Jake looked disappointed. "They are too young," he said.

"You can break them in, Jake," said the proprietor.

"They will be sending babies next," Jake said.

"You can break them in, can't you, Jake?" the proprietor pleaded. "This is not the first time you have broken babies in. You have done it in the sugar plantations in Hawaii, Jake!"

"Hell!" Jake said, striding across the room to the proprietor. He pulled a fat roll of bills from his pocket and gave twenty-five dollars to the proprietor. Then he turned to us and said. All right, Pinoys, you are working for me now. Get your hats and follow me,"

We were too frightened to hesitate. When we lifted our suitcases the proprietor ordered us not to touch them.

"I'll take good care of them until you come back from Alaska," he said. "Good fishing, boys!"

In this way we were sold for five dollars each to work in the fish canneries in Alaska, by a Visayan from the island of Leyte to an Ilocano from the province of La Union. Both were old-timers; both were tough. They exploited young immigrants until one of them, the hotel proprietor, was shot dead by an unknown assailant.

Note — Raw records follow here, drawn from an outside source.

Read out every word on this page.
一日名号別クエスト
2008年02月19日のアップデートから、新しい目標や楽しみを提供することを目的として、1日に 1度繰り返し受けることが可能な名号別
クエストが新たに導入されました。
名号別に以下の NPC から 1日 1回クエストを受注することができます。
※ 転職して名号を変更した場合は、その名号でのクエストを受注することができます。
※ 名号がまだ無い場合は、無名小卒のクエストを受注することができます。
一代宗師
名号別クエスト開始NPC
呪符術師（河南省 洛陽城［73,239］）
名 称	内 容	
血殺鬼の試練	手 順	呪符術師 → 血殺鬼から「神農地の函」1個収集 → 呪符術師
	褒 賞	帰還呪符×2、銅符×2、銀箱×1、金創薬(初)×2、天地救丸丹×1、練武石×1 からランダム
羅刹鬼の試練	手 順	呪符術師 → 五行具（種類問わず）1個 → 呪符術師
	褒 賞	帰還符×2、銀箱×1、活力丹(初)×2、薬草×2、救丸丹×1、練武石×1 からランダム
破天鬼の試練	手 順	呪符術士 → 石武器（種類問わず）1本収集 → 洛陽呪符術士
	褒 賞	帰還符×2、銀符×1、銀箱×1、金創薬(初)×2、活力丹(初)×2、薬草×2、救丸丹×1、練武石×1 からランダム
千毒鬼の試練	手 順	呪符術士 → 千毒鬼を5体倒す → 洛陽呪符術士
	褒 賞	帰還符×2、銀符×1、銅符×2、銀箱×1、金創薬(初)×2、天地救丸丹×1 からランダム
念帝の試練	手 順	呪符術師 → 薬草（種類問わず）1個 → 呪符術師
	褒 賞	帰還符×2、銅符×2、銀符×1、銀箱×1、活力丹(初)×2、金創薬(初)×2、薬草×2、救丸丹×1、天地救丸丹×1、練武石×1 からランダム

We were forced to sign a paper which stated that each of us owed the contractor twenty dollars for bedding and another twenty for luxuries. What the luxuries were, I have never found out. The contractor turned out to be a tall, heavy-set, dark Filipino, who came to the small hold of the boat barking at us like a dog. He was drunk and saliva was running down his shirt.

"And get this, you devils!" he shouted at us. "You will never come back alive if you don't do what I say!"

It was the beginning of my life in America, the beginning of a long fight that carried me down the years, fighting desperately to find some peace in my life.